I got my brown rice vinegar in the mail
I note it’s black label has sparse and vertical Japanese writing, elegantly proportioned, framing with a natural imperfect beauty,  a collection of white patterns on a square of black. 

It resembles hand pressed biology-inspired wax resist on fabric. Or fishing-net impressed plum shapes or flat flounder fishes floating, intricate baskets of white on black.

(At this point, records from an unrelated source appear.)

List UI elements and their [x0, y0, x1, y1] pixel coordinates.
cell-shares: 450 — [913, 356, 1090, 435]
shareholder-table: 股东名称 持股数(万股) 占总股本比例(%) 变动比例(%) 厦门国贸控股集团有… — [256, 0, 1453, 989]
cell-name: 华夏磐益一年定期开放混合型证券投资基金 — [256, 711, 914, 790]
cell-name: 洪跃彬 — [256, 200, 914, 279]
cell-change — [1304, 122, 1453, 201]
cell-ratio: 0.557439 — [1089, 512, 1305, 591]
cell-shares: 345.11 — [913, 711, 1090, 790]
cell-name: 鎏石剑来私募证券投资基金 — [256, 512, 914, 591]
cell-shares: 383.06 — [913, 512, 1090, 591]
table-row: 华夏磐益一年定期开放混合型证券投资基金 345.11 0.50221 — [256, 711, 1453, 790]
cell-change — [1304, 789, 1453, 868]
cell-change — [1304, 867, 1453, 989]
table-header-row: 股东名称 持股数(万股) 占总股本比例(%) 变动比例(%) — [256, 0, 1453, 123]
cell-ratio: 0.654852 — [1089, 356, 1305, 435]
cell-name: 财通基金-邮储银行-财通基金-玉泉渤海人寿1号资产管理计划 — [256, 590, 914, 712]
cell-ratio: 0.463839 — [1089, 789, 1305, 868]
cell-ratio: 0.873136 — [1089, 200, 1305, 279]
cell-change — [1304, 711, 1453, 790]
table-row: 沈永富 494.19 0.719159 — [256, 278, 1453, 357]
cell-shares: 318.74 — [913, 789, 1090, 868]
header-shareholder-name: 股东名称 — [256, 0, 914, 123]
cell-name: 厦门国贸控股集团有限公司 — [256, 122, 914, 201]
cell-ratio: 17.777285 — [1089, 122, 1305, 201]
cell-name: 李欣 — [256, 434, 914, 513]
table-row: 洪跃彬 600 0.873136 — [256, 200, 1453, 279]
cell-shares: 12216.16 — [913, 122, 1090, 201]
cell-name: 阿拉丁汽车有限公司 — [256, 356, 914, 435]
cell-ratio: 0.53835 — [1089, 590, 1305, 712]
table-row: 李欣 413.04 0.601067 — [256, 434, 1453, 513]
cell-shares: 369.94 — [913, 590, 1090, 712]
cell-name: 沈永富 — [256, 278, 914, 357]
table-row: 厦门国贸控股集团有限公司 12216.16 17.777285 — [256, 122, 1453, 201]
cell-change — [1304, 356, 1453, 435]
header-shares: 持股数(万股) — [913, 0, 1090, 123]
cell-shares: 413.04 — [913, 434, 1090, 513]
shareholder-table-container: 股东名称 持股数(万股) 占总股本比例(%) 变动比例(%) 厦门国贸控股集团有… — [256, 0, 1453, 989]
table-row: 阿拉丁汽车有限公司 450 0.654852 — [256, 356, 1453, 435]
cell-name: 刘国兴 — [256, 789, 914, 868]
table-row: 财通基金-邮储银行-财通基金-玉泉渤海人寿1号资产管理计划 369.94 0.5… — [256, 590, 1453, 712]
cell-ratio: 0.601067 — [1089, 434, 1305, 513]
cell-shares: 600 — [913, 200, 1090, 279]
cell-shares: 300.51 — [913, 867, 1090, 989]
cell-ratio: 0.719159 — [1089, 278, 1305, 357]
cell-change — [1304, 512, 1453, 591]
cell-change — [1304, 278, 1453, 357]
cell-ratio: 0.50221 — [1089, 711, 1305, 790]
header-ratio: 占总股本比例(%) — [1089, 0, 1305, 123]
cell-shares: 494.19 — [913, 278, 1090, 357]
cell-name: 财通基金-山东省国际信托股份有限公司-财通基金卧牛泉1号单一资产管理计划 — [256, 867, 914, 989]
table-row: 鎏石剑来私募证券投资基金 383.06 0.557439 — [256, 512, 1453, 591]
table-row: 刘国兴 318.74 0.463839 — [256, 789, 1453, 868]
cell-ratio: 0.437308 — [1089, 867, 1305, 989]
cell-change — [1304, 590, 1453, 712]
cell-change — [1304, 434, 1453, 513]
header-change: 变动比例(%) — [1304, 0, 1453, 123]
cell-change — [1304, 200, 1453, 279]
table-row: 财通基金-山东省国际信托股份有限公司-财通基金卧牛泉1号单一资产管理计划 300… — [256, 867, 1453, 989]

But when I plucked it from the box, from hundreds of pieces of sundry silverware for crucifying canvas to wood,
I discover it is wrapped in sticky bubble wrap, (the kind with great big bubbles, the biggest I think you can find)
And I removed it slowly and carefully, trying not to rip the label
(it’s incredibly sticky stuff). 
This wasn’t the cheapest vinegar, as vinegar goes,
it should at least look nice if I will have it for a while,
I think.
Or maybe I’ll use it in everything
I just dont know yet.
It smells great. Like sunken ships in burned out barley fields
Sunflowers or leather saddles
I vaguely imagine Christ on a cross
His next to last dying words a request for vinegar.
I wonder would it meet the standard.

As I am bowled over by the perfect art on the label I notice something kind of, well, almost unbelievable, even now.
Focusing my vision at close range, I have a flash of intuition or suspicion that the sticky wrap has pulled away or damaged bits of the black ink. The art on this label has only in this moment appeared. The marks were not present at birth, but developed here in this arrival, in it’s last journey.
The writing and the rest of the label is unaffected,
The white print only appearing on the black background, in the main and mostly empty square of the label
and only in shapes corresponding directly with the backside of the big bubbles in the wrap.
The result are these beautiful white thumbprints,
Smushed circles of snail trails on the moon’s surface, fish scales, primitive abstraction, porthole-shaped mono-tinted drawings or old fuzzy xeroxed photos of the ocean, some alien language, some naturally growing form. Loch Ness Monster news clippings.
They look like they absolutely had to have been purposely printed there, so much I don’t believe the staunch vigour of my vision until I confirm the marks still on the bubble wrap…a perfect black replica of the white drawing on the label 
I am simply stunned at the sheer level of this art. Impossibly created. A level which the vinegar must frankly, deserve
I secretly hope
And I wonder how the rest of the bottles that have ever been made at this plant could possibly be missing out on all the earthy and spontaneous opulence.